As such, grassroots organisations also have to adapt in the way they attract young volunteers, he added.
Mr Tharman was speaking at the 40th anniversary celebratory dinner of the People's Association Indian Activity Executive Committees (IAEC) at Raffles City Convention Centre, where he charted the way forward for volunteers.
He highlighted the broader middle class now, with higher education and aspirations. Singaporeans' lifestyles have also changed and become less uniform, he added.
IAECs and grassroots volunteers thus have to innovate and adapt to meet these societal shifts.
"It means doing more to keep up social mobility, by helping families whose children start off with some disadvantage," he said.

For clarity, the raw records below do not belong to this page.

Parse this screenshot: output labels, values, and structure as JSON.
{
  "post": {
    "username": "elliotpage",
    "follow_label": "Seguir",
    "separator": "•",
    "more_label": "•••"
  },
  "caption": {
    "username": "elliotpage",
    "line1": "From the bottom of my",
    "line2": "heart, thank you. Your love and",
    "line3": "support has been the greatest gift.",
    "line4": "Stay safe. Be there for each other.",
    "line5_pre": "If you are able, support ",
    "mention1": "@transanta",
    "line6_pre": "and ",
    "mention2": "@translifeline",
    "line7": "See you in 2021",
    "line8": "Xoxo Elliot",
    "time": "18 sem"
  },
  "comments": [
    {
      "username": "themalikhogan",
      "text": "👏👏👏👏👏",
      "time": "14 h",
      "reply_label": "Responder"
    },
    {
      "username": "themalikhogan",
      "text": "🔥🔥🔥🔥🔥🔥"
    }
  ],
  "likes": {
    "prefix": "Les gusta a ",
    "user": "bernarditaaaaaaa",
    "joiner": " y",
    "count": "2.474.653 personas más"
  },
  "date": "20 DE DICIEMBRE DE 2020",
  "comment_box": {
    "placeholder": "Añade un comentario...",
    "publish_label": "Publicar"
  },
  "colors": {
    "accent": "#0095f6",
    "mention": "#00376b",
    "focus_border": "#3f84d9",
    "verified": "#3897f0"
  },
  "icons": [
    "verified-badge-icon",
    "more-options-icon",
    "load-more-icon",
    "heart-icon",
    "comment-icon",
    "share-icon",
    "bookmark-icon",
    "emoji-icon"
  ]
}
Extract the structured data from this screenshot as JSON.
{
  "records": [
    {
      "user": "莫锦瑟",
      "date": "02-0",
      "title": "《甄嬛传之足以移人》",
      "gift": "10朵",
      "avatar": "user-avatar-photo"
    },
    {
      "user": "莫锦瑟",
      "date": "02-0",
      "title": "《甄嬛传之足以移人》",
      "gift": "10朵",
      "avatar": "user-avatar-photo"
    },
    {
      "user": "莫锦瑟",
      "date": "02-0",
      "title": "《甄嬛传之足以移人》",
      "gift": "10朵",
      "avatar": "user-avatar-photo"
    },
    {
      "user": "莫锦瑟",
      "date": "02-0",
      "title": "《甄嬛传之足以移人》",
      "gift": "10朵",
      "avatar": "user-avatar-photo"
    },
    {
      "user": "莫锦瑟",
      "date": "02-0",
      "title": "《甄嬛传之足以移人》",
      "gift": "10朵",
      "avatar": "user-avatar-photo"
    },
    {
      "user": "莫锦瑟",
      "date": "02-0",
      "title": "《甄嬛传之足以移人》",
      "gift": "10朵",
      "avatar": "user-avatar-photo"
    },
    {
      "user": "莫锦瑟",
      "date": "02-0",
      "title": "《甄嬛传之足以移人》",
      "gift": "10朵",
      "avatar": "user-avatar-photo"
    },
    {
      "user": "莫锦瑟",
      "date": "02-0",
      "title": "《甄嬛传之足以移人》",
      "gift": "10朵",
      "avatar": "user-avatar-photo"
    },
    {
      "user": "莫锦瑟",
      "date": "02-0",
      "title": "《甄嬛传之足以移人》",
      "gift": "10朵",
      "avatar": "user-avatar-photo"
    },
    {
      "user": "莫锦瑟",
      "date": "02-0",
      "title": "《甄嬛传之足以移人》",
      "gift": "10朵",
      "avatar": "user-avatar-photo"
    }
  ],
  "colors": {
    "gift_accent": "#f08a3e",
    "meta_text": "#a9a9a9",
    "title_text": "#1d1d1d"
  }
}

"We have to do more to help families who haven't been able to keep up with the changes in our economy; and we must do more to ensure that the elderly always have friends in the neighbourhood and are never left lonely, and are never left without care," he added.
"The IAECs have been a catalyst for Indians to participate in grassroots activities, to keep Indian culture alive but also, to serve the broader Singaporean community," he said.
Mr Tharman also brought up the higher rate of volunteerism in the Indian community.
Four out of 10 Indians volunteered nationwide in 2016, much higher than a decade earlier when the volunteerism rate was 25 per cent, he said, referring to a survey by the National Volunteer and Philanthropy Centre. This is among the positive outcomes from contributions by Indian grassroots volunteers, who have organised activities for all races, he added.
Among such activities are Pongal celebrations at the community level, marking the harvest festival.
Bank executive Preeya Mathva, 26, considers helping to organise the celebrations over the past two years among her most significant contributions to the Hwi Yoh Community Centre IAEC.
"There are few Singaporean Indians, especially youth, who want to step up and do community service, due to the fast-paced life here," she said.
She hopes this can change: "It is when we are able to come out of our comfort zones and network with people that we can make a difference in our own lives, and those around us."